Monsanto’s Intacta soybean seed still lacks full patent approval from the Argentine regulator, Argentina’s Science and Technology Minister Lino Baranao said Friday.
“The Monsanto issue is very distinctive as Argentina still hasn’t granted the company a patent for Intacta," Baranao said in a telephone interview from Rome. "A final decision must surface soon but I am not sure this will happen for the 2015-16 crop. We have asked the Institute for Property Rights to speed up the process, but it may take months.”

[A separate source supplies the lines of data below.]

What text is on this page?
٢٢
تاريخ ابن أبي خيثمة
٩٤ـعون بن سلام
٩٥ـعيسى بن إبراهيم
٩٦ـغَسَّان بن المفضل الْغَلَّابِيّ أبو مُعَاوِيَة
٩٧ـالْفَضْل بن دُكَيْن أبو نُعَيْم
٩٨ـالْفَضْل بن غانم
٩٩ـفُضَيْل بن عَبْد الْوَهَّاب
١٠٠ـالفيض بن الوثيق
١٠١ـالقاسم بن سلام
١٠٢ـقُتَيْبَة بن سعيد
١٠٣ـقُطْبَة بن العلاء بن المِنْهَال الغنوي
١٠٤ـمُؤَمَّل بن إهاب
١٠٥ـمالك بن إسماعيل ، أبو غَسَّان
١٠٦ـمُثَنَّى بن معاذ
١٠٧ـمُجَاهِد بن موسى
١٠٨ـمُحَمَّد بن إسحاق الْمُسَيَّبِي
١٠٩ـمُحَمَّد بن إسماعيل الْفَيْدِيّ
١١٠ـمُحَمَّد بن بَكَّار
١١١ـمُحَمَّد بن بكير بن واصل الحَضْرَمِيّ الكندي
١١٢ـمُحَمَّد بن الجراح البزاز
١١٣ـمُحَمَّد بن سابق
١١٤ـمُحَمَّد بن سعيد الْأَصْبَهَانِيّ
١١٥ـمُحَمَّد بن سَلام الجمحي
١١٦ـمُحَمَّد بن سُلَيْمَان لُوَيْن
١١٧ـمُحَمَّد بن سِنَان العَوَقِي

Monsanto has two valid patents in Argentina for Intacta and four more are pending, Monsanto spokeswoman Christi Dixon said in an e-mailed statement.
The St. Louis-based company hasn’t seen a dime from royalties on its previous seed resistant to glyphosate as Argentine farmers generally avoid paying royalties by using seeds from previous harvests. Monsanto was expecting to collect royalties for about 15 percent of this season’s Argentine soybean crop, which is forecast to be 56 million metric tons by the Buenos Aires Grains Exchange.
Argentina issued a resolution on April 15 that gives the Agriculture Ministry control of the analysis of seeds in the country, a move that would render obsolete Monsanto’s network of laboratories. To enforce payments, the company is financing several laboratories to detect users of its modified soybeans in Argentine port export shipments.
“Argentina’s position is that the producer must pay for the use of a patented seed and the repeated use; a logical amount must be paid,” Baranao said. "However, the current conflict stems from the payment method Monsanto is trying to apply that needs to be approved by the Agriculture Ministry, and the necessity of having a patented seed, which still isn’t the case.”
Monsanto’s Intacta soybeans are modified to tolerate the application of herbicide and resist insects, offering potentially higher yields. The product was introduced three years ago and is the company’s fastest-growing biotechnology trait.
Last month Monsanto rejected Argentina’s request for more time to force farmers to pay royalties on genetically modified soybean seeds. Argentina produces 12 percent of the world’s soybean crop and is responsible for 7 percent of global exports.